I'm reading fundamentals of computer graphics and trying to set up my own ray tracer. the book says "The most common way to construct the camera frame is from the viewpoint, which becomes e, the view direction, which is−w, and the up vector, which is used to construct a basis that has v and w in the plane defined by the view direction and the up direction"

but then I came across How to move a camera using in a ray-tracer? which says that we need to correct the up vector for the (slope?) by performing a cross product with the camera direction (w). Why is that?

I'm calling my camera setup with lookAt(0,0,0) and up(0,1,0)

// a camera can be constructed using a position, direction and an up vector
Camera::Camera(Vector position, Vector lookAt, Vector up) {
    this->position = position;
    this->lookAt = lookAt;

    // the difference between camera position and where we want
    // to look at is the direction of the camera
    Vector direction = lookAt.diff(position);

    // camera frame
    w = direction.normalize();
    v = up.cross(w).normalize(); // right vector


    // which is the correct up?
    u = up.normalize();
    printf("%.2f %.2f %.2f\n", u.getX(), u.getY(), u.getZ()); // prints 0 1 0

    u = v.cross(w).normalize(); // the up vector
    printf("%.2f %.2f %.2f\n", u.getX(), u.getY(), u.getZ()); // prints 0.31 -0.86 -0.41
}

What you need in the end is a pair of vectors that forms an orthonormal basis for the image plane. One of those is going to point to the right relative to the orientation of the camera. The other is going to point up relative to the orientation of the camera.

If the up vector is a general "the sky is that way," and if your camera is not level, then the up vector and the camera-up vector will be slightly different. The up vector is a hint as to the orientation you want, but it's not exactly the right vector. In this case, you can cross the right vector with the direction vector, and that'll give you a vector that lies in the image plane and is perpendicular to the right vector. That's what you want.

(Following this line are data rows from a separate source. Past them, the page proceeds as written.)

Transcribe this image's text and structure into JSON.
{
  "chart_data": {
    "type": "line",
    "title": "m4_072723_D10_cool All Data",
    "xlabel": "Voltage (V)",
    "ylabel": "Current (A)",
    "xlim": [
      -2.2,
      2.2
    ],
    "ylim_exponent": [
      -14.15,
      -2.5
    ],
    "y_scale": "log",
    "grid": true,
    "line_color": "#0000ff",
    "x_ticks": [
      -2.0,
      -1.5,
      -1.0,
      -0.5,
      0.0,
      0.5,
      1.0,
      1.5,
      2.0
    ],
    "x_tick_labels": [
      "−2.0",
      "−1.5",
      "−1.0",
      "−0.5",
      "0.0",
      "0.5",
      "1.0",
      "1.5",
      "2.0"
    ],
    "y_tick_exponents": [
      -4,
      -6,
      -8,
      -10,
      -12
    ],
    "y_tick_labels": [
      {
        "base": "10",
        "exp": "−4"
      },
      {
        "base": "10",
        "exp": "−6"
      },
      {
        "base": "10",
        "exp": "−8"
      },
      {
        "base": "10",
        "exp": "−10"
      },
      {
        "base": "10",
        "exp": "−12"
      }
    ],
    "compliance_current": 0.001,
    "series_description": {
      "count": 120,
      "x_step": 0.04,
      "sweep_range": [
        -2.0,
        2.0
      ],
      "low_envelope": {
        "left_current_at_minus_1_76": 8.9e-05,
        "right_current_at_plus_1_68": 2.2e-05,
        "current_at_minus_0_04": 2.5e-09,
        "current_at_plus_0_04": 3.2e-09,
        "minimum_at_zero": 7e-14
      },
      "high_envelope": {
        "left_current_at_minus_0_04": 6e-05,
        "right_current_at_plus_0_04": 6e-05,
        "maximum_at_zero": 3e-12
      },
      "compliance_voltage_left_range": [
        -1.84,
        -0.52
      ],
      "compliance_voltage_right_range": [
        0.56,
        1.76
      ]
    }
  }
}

If the up vector is a general "the sky is that way," and if your camera is level, then the up vector and the camera_up vector will be exactly the same. The extra cross product would be unnecessary, but there's no harm in it if you want the code to be general enough to handle the first case.

Perhaps some ASCII art can help clarify...

^                                        * look-at point
| "up"        "camera up"
|                  \ 
|       image plane \
                     \
                 "camera down"

The up vector is straight up. The look-at point is higher than the camera, so the camera must tilt back a little bit. In the diagram, we see the edge of the image plane. The "right" vector is in that plane and pointed out of the diagram. The direction vector (which your code called w) is perpendicular to the image and points directly at the look-at point.

The camera-up vector (u in your code) must lie in the image plane, so we can't just use "up". And it must be perpendicular to the "right" vector. The easiest way to get that is to cross those two vectors.

Since we generated the "right" vector in terms of the original up vector, that gives us the orientation.